Of the three works presented here, only one is by a composer I know, Lukas Foss, the German born American composer and it was this work that sparked my interest in this disc. It is all the more disappointing for me then, that it is this recording that I find the least affective of the three here. The work itself is quite good, it has some nice orchestral intervals and a wonderful opening in which the woodwind takes the lead. However, for me what lets this recording down, I am afraid to say, is Sharon Azrieli, I find her use of vibrato a little excessive; she has a distinct wobble, one that for me is an instant turn off. The music is impressive, with this recording only serving to make me look for an alternative version, with Foss’s friend Leonard Bernstein’s recording looking like the best bet. Sadly, the text is not included, and whilst I have done a quick online search, it has at the moment proved elusive.
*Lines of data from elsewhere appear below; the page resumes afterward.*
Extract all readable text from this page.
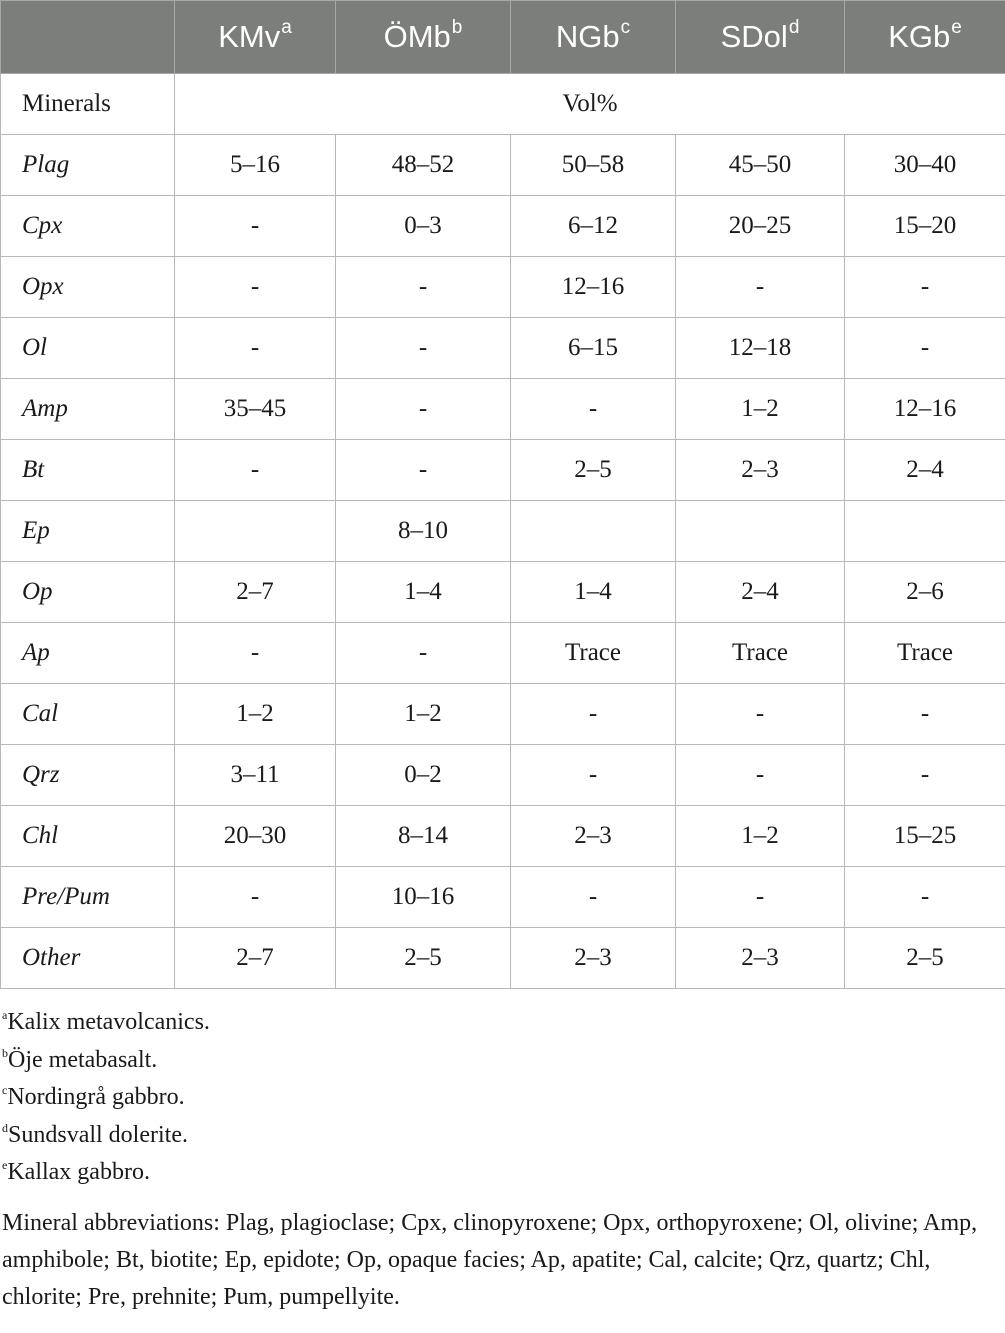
	KMv$^a$	ÖMb$^b$	NGb$^c$	SDol$^d$	KGb$^e$
Minerals	Vol%				
Plag	5–16	48–52	50–58	45–50	30–40
Cpx	-	0–3	6–12	20–25	15–20
Opx	-	-	12–16	-	-
Ol	-	-	6–15	12–18	-
Amp	35–45	-	-	1–2	12–16
Bt	-	-	2–5	2–3	2–4
Ep		8–10			
Op	2–7	1–4	1–4	2–4	2–6
Ap	-	-	Trace	Trace	Trace
Cal	1–2	1–2	-	-	-
Qrz	3–11	0–2	-	-	-
Chl	20–30	8–14	2–3	1–2	15–25
Pre/Pum	-	10–16	-	-	-
Other	2–7	2–5	2–3	2–3	2–5
$^a$Kalix metavolcanics.
$^b$Öje metabasalt.
$^c$Nordingrå gabbro.
$^d$Sundsvall dolerite.
$^e$Kallax gabbro.
Mineral abbreviations: Plag, plagioclase; Cpx, clinopyroxene; Opx, orthopyroxene; Ol, olivine; Amp, amphibole; Bt, biotite; Ep, epidote; Op, opaque facies; Ap, apatite; Cal, calcite; Qrz, quartz; Chl, chlorite; Pre, prehnite; Pum, pumpellyite.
The first work on the disc, Brian Current’s Seven Heavenly Halls, is the one I find most rewarding. It opens quite powerfully with an orchestral tutti which is swiftly joined by the chorus, there are some interesting orchestral effects, for instance, the way that swirls and swells adds a sense of tension and makes the work quite powerful. The tenor at times seems to be used as a kind of cantor, and although Richard Troxell also suffers at times from vocal vibrato, here it is acceptable as it is not that pronounced and it seems to add to the emotion of the work, with the text being based on the Jewish mystical books known as the Zohar. In this respect, the tenor seems apt as the story teller, especially when he is called upon to recite the text at some pace, and who has the major vocal line, the chorus adding some powerful declamations throughout the work. This is a wonderful tonal work with the vocal line being underpinned by some colourful orchestral writing. Sadly, the text is not included in the booklet, although there is a link to the libretto so that it can be downloaded.
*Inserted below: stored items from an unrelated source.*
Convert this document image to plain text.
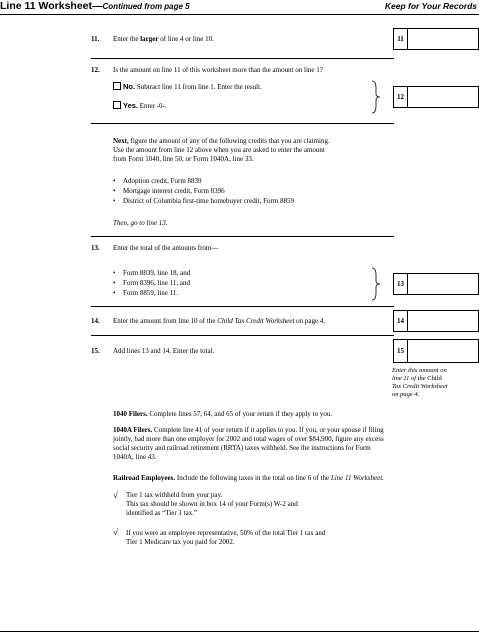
Line 11 Worksheet—Continued from page 5	Keep for Your Records
11. Enter the larger of line 4 or line 10.	11
12. Is the amount on line 11 of this worksheet more than the amount on line 1?
No. Subtract line 11 from line 1. Enter the result.
Yes. Enter -0-.
12
Next, figure the amount of any of the following credits that you are claiming.
Use the amount from line 12 above when you are asked to enter the amount
from Form 1040, line 50, or Form 1040A, line 33.
• Adoption credit, Form 8839
• Mortgage interest credit, Form 8396
• District of Columbia first-time homebuyer credit, Form 8859
Then, go to line 13.
13. Enter the total of the amounts from—
• Form 8839, line 18, and
• Form 8396, line 11, and
• Form 8859, line 11.
13
14. Enter the amount from line 10 of the Child Tax Credit Worksheet on page 4.	14
15. Add lines 13 and 14. Enter the total.	15
Enter this amount on
line 11 of the Child
Tax Credit Worksheet
on page 4.
1040 Filers. Complete lines 57, 64, and 65 of your return if they apply to you.
1040A Filers. Complete line 41 of your return if it applies to you. If you, or your spouse if filing
jointly, had more than one employer for 2002 and total wages of over $84,900, figure any excess
social security and railroad retirement (RRTA) taxes withheld. See the instructions for Form
1040A, line 43.
Railroad Employees. Include the following taxes in the total on line 6 of the Line 11 Worksheet.
√ Tier 1 tax withheld from your pay.
This tax should be shown in box 14 of your Form(s) W-2 and
identified as “Tier 1 tax.”
√ If you were an employee representative, 50% of the total Tier 1 tax and
Tier 1 Medicare tax you paid for 2002.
Now, whilst I am not a great fan of klezmer music, the Concerto for Klezmer Clarinet and orchestra by Wlad Marhulets is very interesting. There are times when the clarinet part is quite frenetic, and it is clear that this Concerto has certainly grown out of the klezmer tradition. The soloist, in this case the wonderful David Krakauer, is backed up with some interesting orchestral playing, including an imaginative use of an orchestral piano and a percussion part which especially in the first movement reminds me of Latin American music. The central slow movement is quite beautiful at times as it opens with almost a lament on the clarinet before the strings come in and play a lilting melody. This grows into a faster more angular second section with some stratospheric playing by Krakauer. The second movement leads into the third, seemingly without a break, here the atmosphere is quite different with the drums giving it the feel of an orchestral rock band at times.
A very interesting disc with three very different takes on the tradition of Jewish music, all of which have a place here. It is a well recorded and well performed disc, with only the soprano Sharon Azrieli, letting the side down which is especially sad as it was she who founded the Azrieli Music Prizes in the first place. The music is attractive and tonal and whilst Foss might be the only composer I have heard of, I imagine that it won’t be too long before Current and Marhulets become better known. The release is blessed with good booklet notes that give background on the composers as well as details of their music.